Les trames politiques et amoureuses sont inextricablement imbriquées chez Stendhal ; c'est une des clés
du livre de Jacques Dubois. Soit, comme nous venons de le dire, que les amants accomplissent des actes
symboliquement scandaleux, qui valent actes politiques. Soit encore que les héros se rabattent sur la
«carrière» amoureuse lorsqu'ils s'avisent que la carrière politique est compromise (pour l'ambitieux Julien
Sorel, séduire Louise et Mathilde est comme un pis-aller par rapport à une ascension politique compromise
par ses origines populaires). «Soit enfin au travers du rôle que Stendhal attribue aux femmes dans les jeux
du pouvoir. Sur la scène amoureuse, écrit Jacques Dubois, les femmes se sentent chez elles et peuvent
contester la domination masculine, elles sont prêtes à dicter leur loi et à conduire leurs amants jusqu'à un
point de non-retour». Ce n'est pas encore du féminisme, soutient Jacques Dubois, mais la volonté de ces
jeunes femmes pleines de vie «d'exister par elles-mêmes et ne pas suivre un destin tracé par pères et maris».

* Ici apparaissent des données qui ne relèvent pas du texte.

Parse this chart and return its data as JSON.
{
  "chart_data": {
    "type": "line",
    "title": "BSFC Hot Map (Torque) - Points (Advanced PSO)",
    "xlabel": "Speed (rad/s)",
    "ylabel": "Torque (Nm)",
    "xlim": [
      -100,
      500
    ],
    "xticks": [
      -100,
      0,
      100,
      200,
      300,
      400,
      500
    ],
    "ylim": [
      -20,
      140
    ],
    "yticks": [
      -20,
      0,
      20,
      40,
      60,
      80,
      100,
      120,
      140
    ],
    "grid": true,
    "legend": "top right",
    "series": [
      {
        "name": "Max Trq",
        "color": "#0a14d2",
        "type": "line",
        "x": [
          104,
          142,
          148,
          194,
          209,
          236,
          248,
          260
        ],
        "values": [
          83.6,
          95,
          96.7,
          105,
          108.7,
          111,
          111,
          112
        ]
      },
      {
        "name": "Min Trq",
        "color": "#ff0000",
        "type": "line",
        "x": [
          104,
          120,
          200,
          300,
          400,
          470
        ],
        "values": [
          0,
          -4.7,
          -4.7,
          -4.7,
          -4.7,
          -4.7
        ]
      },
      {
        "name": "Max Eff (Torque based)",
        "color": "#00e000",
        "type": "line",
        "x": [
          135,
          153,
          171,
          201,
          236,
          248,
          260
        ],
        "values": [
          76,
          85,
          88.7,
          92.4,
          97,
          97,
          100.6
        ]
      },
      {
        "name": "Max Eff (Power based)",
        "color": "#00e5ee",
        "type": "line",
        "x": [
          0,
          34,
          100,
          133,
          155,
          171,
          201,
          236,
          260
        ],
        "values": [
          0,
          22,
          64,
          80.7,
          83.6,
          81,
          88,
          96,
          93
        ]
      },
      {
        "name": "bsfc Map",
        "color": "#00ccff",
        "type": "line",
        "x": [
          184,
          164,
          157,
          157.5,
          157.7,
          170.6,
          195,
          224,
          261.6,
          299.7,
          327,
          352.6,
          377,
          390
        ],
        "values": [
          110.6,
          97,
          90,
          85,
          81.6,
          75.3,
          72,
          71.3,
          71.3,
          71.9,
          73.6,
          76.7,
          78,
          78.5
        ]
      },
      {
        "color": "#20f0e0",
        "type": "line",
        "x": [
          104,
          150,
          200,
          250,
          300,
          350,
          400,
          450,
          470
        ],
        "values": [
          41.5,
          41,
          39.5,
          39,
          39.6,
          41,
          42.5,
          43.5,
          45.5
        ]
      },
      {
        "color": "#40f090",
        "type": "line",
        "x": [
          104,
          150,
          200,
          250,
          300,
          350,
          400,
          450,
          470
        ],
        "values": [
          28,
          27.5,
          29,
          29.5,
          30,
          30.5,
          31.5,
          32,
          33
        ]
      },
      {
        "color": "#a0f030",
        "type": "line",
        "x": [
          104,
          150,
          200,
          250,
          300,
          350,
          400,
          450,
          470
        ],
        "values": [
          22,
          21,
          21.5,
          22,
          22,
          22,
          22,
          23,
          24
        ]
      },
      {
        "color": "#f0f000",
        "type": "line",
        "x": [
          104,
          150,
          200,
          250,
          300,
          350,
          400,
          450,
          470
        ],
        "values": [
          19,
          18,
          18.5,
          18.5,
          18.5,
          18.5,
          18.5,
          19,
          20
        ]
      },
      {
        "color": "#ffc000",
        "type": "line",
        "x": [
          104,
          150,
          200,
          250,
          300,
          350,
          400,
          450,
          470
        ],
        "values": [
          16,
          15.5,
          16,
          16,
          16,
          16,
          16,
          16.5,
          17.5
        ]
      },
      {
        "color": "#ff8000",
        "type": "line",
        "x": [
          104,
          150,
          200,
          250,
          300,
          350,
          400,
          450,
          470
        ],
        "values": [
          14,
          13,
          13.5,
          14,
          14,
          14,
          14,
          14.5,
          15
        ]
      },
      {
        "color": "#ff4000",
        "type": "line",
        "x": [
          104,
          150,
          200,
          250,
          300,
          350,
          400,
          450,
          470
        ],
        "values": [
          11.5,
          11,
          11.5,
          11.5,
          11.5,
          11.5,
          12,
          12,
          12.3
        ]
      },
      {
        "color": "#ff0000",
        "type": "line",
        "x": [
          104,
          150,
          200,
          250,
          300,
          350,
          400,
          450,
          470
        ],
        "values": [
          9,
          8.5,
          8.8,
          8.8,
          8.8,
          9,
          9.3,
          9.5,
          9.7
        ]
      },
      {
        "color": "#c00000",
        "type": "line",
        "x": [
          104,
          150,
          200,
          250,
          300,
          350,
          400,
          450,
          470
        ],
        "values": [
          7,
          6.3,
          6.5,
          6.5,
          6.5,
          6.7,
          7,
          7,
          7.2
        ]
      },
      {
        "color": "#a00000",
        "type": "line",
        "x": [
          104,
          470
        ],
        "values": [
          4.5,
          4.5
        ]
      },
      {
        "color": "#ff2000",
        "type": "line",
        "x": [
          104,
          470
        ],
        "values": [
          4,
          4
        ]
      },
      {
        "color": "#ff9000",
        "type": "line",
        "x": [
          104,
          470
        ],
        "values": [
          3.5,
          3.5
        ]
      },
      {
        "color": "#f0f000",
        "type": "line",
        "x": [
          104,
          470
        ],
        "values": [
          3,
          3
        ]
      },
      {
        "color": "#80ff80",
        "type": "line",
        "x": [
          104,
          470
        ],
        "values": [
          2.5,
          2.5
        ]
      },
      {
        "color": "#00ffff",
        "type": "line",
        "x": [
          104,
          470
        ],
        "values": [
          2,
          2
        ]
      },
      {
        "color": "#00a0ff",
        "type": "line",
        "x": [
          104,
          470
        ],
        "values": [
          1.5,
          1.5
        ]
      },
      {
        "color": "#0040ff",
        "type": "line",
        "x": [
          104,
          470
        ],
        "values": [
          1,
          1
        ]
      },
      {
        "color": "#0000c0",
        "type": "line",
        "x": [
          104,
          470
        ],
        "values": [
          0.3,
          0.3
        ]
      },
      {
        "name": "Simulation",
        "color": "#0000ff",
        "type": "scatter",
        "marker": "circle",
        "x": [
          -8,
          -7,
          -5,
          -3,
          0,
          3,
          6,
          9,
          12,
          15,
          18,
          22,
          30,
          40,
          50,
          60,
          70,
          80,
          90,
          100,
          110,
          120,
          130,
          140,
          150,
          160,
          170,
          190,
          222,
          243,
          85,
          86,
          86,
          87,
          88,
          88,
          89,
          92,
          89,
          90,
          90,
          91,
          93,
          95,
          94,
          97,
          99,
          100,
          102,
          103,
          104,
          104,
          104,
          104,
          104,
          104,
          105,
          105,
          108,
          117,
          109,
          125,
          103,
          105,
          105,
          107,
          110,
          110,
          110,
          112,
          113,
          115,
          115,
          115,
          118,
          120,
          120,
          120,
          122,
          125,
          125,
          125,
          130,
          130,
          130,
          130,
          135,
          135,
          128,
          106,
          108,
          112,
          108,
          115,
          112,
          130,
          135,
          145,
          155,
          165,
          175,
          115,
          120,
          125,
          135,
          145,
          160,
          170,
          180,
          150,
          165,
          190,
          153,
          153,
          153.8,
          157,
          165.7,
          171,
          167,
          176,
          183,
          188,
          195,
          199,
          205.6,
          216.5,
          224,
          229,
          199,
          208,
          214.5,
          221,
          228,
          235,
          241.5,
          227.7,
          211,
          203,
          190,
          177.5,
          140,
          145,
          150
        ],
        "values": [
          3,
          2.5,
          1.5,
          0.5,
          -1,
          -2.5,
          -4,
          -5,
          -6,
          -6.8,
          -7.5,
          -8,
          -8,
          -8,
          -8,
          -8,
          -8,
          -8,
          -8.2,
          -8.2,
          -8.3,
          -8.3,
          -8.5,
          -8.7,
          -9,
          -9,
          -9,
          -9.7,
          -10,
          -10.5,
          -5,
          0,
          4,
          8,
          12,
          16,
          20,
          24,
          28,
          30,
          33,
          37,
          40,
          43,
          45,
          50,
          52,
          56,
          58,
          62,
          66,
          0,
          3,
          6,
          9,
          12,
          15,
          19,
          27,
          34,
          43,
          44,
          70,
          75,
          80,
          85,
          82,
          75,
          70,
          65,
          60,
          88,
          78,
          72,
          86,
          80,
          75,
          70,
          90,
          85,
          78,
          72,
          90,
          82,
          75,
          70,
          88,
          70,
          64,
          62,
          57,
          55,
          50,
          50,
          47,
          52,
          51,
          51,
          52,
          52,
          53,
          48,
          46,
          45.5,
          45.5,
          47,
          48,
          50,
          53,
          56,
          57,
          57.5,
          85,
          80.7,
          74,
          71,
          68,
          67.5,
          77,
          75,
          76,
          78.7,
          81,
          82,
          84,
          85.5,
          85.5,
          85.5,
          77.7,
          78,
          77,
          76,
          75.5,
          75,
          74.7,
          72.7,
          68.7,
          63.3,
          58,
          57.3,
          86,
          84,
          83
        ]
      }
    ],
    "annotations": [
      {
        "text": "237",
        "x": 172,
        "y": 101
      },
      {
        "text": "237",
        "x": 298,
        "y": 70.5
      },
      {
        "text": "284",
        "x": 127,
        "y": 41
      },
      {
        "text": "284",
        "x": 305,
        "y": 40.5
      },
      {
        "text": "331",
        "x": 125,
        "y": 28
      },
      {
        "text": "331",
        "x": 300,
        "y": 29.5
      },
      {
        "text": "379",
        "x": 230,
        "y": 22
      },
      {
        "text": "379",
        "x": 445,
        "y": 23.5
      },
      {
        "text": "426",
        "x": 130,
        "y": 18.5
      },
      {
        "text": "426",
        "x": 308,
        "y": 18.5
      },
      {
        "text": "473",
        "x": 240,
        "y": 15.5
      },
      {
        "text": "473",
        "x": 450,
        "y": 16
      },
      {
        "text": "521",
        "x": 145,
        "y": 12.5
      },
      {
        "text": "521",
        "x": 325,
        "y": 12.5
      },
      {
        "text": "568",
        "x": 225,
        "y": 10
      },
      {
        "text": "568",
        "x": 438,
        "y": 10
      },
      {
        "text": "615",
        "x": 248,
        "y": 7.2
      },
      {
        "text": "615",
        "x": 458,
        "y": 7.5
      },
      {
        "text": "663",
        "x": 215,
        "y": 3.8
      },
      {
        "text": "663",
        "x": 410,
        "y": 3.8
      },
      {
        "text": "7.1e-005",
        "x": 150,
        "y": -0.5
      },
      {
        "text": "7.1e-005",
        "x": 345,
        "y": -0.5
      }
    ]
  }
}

Les transgressions auxquelles les héroïnes de Stendhal se livrent, bien qu'encloses dans la sphère privée,
sont des actes d'émancipation par rapport à tout ce qui les maintient dans une position de subordination : la
famille, la religion, la morale et les pouvoirs constitués. Les héros des quatre premiers romans de Stendhal
sont tous des hommes. Mais dans son dernier livre, inachevé, l'écrivain offre par contre le premier rôle à une
jeune fille du peuple particulièrement inspirée : Lamiel. Jacques Dubois y voit le point d'orgue de la montée
en puissance des femmes dans l'œuvre de Stendhal.